本发明实施例公开了一种企业级搜索应用服务器集群自动扩容方法及系统、计算机存储介质,其中,所述方法包括:通过获取企业级搜索应用服务器集群中原节点的数目、每个切片的副本的数目,以及扩容后新增节点的数目,确定出原切片的副本的第一参数和目标切片的第二参数,根据所述第一参数和所述第二参数,对原切片的副本进行切分,根据所述第二参数对所述现切片进行相应的合并,得到目标切片。

Description

Solr集群自动扩容方法及系统、计算机存储介质 技术领域
本发明涉及分布式搜索引擎领域,尤其涉及一种企业级搜索应用服务器(Solr,Searching on lucene w/Replication)集群自动扩容方法及系统、计算机存储介质。
背景技术
Solr是一个独立的企业级搜索应用服务器,它对外提供类似Web-service的应用程序编程接口(API,Application Programming Interface)。用户可以通过超文本传输协议(HTTP,HyperText Transfer Protocol)请求,向搜索引擎服务器提交一定格式的可扩展标记语言(XML,Extensible MarkupLanguage)文件,生成索引;也可以通过HTTP Get操作提出查找请求,并得到XML格式的返回结果。
随着索引数量越来越大,搜索响应时间则会变得越来越长,索引新内容的速度也会越来越慢,这对检索是大大不利的,因此,需要对Solr集群进行扩容。
而目前扩容的方法仅仅是根据当前集群的切片及副本情况进行手动切分、合并目标索引数据,由于是手动切分,其操作步骤十分零散且复杂,而且切分所需要确定的切片的切分次数和切分大小等参数手动切分的准切度十分低,因此现有技术中并无一种普适性的可靠的扩容系统。
发明内容
为了解决上述技术问题,本发明实施例提供了一种Solr集群自动扩容方法及系统、计算机存储介质,解决了现有技术中由于手动操作过多而导致扩容复杂度高且易出错、效率低下的问题。
本发明实施例的技术方案是这样实现的:
本发明实施例提供了一种Solr集群自动扩容方法,包括:
获取Solr集群中原节点的数目、每个切片的副本的数目,以及所述Solr集群扩容后新增节点的数目;
根据所述原节点的数目以及每个切片的副本的数目,确定需要切分的各个原切片的副本的第一参数;
根据所述原节点的数目、新增节点的数目以及每个切片的副本的数目,确定各个目的切片的第二参数;
根据所述第一参数和所述第二参数,对所述需要切分的各个原切片的副本进行切分,得到现切片;
根据所述第二参数对所述现切片进行相应的合并,得到目的切片。
作为一种实施方式,所述第一参数包括需要切分的各个原切片的副本在哈希环内所处的范围;所述根据所述原节点的数目以及每个切片的副本的数目,确定需要切分的原切片的副本的第一参数包括:根据所述原节点的数目以及每个切片的副本的数目,确定需要切分的原切片的副本的数目;根据所述需要切分的原切片的副本的数目,确定需要切分的原切片的副本在哈希环内所处的范围;其中,各个原切片的副本在所述哈希环内所处的范围的大小相等。
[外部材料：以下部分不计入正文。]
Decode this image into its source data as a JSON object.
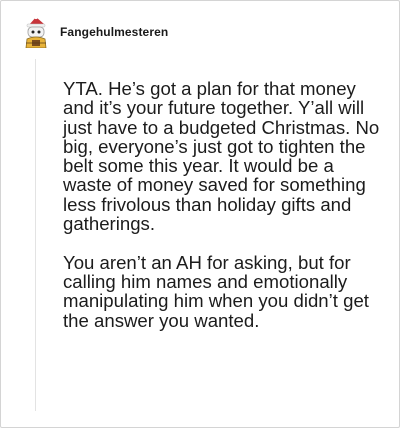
{
  "comment": {
    "username": "Fangehulmesteren",
    "paragraphs": [
      "YTA. He’s got a plan for that money and it’s your future together. Y’all will just have to a budgeted Christmas. No big, everyone’s just got to tighten the belt some this year. It would be a waste of money saved for something less frivolous than holiday gifts and gatherings.",
      "You aren’t an AH for asking, but for calling him names and emotionally manipulating him when you didn’t get the answer you wanted."
    ]
  },
  "colors": {
    "text": "#1c1c1c",
    "border": "#d4d4d4",
    "thread_line": "#e3e3e3",
    "avatar_hat": "#c7343a",
    "avatar_body": "#e8b33a"
  },
  "icons": {
    "avatar": "snoo-avatar-icon"
  }
}
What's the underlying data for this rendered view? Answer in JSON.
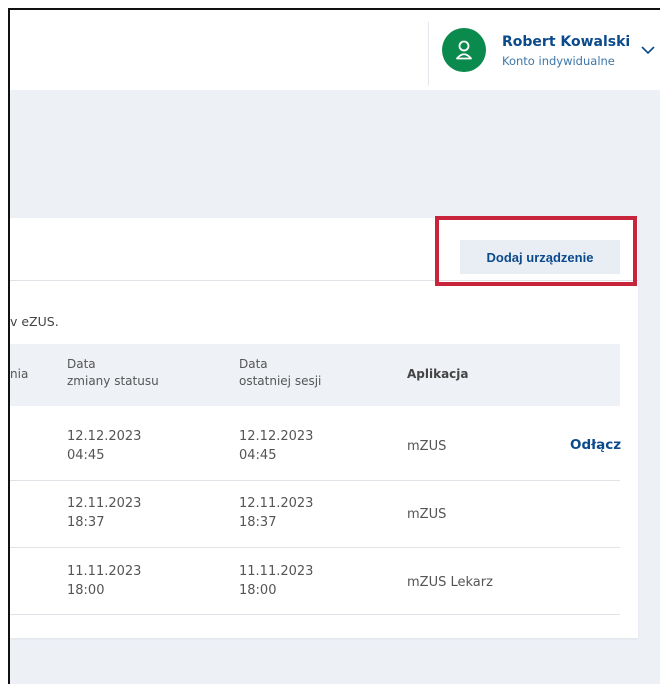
{
  "header": {
    "user_name": "Robert Kowalski",
    "account_type": "Konto indywidualne"
  },
  "card": {
    "add_device_label": "Dodaj urządzenie",
    "intro_text": "v eZUS.",
    "columns": {
      "col1_tail": "nia",
      "status_date_line1": "Data",
      "status_date_line2": "zmiany statusu",
      "session_date_line1": "Data",
      "session_date_line2": "ostatniej sesji",
      "application": "Aplikacja"
    },
    "rows": [
      {
        "status_date": "12.12.2023",
        "status_time": "04:45",
        "session_date": "12.12.2023",
        "session_time": "04:45",
        "app": "mZUS",
        "action": "Odłącz"
      },
      {
        "status_date": "12.11.2023",
        "status_time": "18:37",
        "session_date": "12.11.2023",
        "session_time": "18:37",
        "app": "mZUS",
        "action": ""
      },
      {
        "status_date": "11.11.2023",
        "status_time": "18:00",
        "session_date": "11.11.2023",
        "session_time": "18:00",
        "app": "mZUS Lekarz",
        "action": ""
      }
    ]
  },
  "colors": {
    "brand_blue": "#0b4a8b",
    "avatar_green": "#0a8a4d",
    "highlight_red": "#c8243b"
  },
  "icons": {
    "avatar": "user-icon",
    "dropdown": "chevron-down-icon"
  }
}
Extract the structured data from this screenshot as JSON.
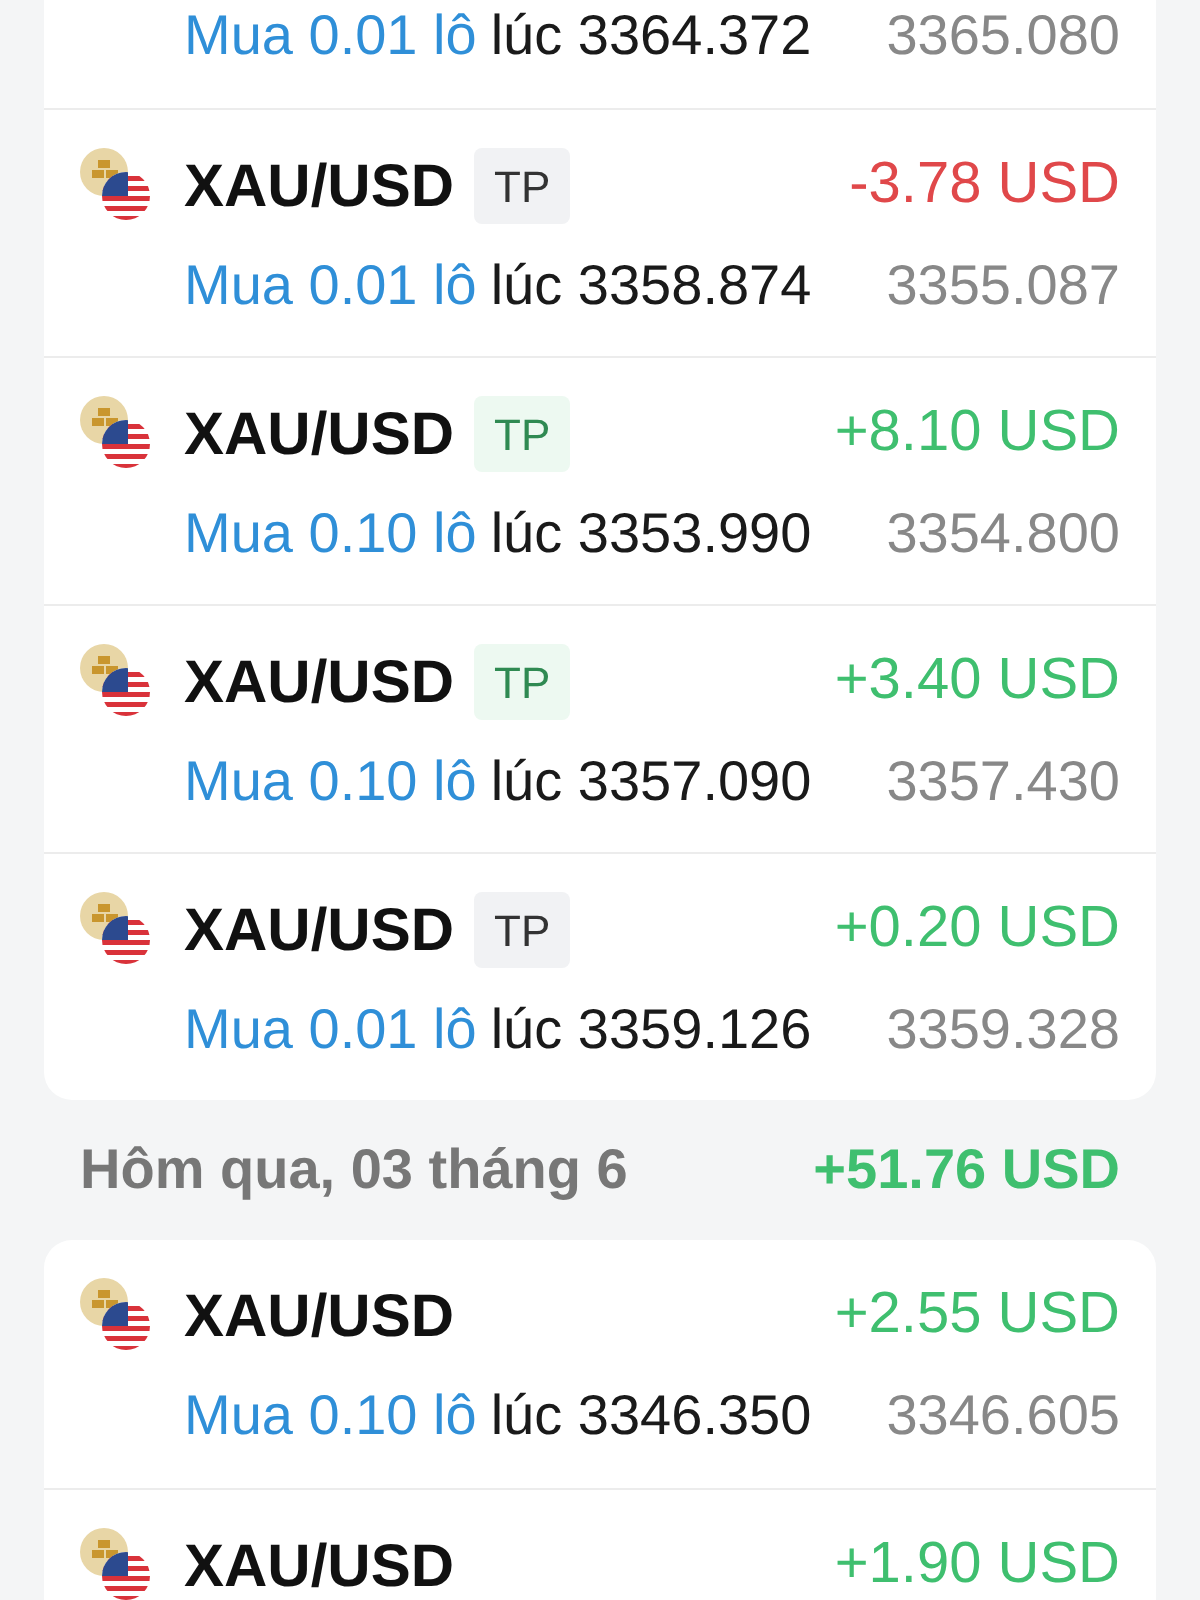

作为一种实施方式,所述根据原节点的数目以及副本的数目,确定需要切分的原切片的副本包括:从所有原切片的副本中,选出每个在哈希环内所处的范围不同的原切片的一个副本作为需要切分的原切片的副本。
作为一种实施方式,所述第二参数包括:各个目的切片在哈希环内所处的范围;所述根据原节点的数目、新增节点的数目以及副本的数目,确定各个目的切片的第二参数包括:根据原节点的数目、新增节点的数目,确定目的节点的数目;根据所述目的节点的数目以及每个切片的副本的数目确定目的切片的数目;根据所述目的切片的数目确定各个目的切片在哈 希环内所处的范围;其中,各个目的切片在所述哈希环内所处的范围的大小相等。
作为一种实施方式,在所述获取Solr集群中原节点的数目以及Solr集群扩容后新增节点的数目之后,还包括:确定获取的所述原节点数、新增节点数是合理的。
作为一种实施方式,在对所述现切片进行相应的合并之后,还包括:删除原切片以及对应的数据。
作为一种实施方式,在所述删除原切片以及数据之后,还包括:检测各个新生成的路由表以及各个节点的数据量,判断扩容是否完成。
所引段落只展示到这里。